Improving Data Reuse in NPU On-chip Memory with Interleaved Gradient Order for DNN Training
Published in MICRO, 2023
Jungwoo Kim, Seonjin Na, Sanghyeon Lee, Sunho Lee, and Jaehyuk Huh, "Improving Data Reuse in NPU On-chip Memory with Interleaved Gradient Order for DNN Training", the 56th IEEE/ACM International Symposium on Microarchitecture ( MICRO ), October 2023
During training tasks for machine learning models with neural processing units (NPUs), the most time-consuming part is the backward pass, which incurs significant overheads due to off-chip memory accesses. For NPUs, to mitigate the long latency and limited bandwidth of such off-chip DRAM accesses, the software-managed onchip scratchpad memory (SPM) plays a crucial role. As the backward pass computation must be optimized to improve the effectiveness of SPM, this study identifies a new data reuse pattern specific to the backward computation. The backward pass includes independent input and weight gradient computations sharing the same output gradient in each layer.

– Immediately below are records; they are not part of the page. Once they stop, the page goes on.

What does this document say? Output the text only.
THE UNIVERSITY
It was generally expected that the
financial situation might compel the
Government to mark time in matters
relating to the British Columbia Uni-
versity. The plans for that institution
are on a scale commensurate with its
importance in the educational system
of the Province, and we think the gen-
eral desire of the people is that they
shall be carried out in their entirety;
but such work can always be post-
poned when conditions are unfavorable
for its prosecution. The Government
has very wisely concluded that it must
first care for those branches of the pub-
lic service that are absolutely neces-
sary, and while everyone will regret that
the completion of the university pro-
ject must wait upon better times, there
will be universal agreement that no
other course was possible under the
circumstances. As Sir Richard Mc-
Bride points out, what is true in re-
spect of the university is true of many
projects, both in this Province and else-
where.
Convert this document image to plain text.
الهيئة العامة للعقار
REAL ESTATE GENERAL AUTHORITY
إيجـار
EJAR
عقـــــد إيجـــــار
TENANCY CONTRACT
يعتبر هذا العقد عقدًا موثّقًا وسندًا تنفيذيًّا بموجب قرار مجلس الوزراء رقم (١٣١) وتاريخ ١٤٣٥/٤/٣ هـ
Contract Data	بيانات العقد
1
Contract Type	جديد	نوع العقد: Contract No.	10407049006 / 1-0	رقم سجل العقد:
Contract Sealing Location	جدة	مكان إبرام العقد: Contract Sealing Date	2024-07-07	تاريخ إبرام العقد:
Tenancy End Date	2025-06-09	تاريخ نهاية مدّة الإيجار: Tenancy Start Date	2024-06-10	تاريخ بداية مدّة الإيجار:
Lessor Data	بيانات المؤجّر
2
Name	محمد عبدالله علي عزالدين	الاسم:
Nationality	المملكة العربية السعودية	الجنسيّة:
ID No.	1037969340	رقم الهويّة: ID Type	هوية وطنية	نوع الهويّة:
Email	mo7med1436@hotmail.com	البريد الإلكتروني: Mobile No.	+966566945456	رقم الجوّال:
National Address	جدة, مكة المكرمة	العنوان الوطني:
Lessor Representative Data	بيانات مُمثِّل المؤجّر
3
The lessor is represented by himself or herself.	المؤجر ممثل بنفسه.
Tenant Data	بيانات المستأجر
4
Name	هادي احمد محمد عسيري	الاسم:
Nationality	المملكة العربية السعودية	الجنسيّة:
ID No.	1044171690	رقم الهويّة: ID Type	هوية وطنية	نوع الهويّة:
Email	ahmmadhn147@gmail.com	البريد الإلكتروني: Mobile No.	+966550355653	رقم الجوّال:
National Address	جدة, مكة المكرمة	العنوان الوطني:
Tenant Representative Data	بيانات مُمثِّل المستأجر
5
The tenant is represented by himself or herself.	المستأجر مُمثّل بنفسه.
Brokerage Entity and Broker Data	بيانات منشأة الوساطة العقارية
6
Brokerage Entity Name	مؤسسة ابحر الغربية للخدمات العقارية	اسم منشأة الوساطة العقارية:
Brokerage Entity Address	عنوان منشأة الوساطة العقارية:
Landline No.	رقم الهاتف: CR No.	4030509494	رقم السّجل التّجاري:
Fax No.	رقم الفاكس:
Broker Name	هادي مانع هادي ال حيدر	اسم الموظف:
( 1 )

Conventional sequential processing does not exploit the potential inter-operation data reuse opportunity within SPM. With this new opportunity of data reuse in the backward pass, this study proposes a novel data flow transformation scheme called interleaved gradient order, consisting of three techniques to enhance the utilization of NPU scratchpad memory. The first technique shuffles the input and weight gradient computations by interleaving two operations into a single fused operation to reduce redundant output gradient accesses. The second technique adjusts the tile access order for the interleaved gradient computations to maximize the potential data locality. However, since the best order is not fixed for all tensors, we propose a selection algorithm to find the most suitable order based on the tensor dimensions. The final technique further improves data reuse chances by using the best partitioning and mapping scheme for two gradient computations for single-core and multi-core NPUs. The simulation-based evaluation with singlecore edge and server NPUs shows that the combined techniques can improve performance by 29.3\% and 14.5\% for edge and server NPUs respectively. Furthermore, with a quad-core server NPU, the proposed techniques reduce the execution time by 23.7\%.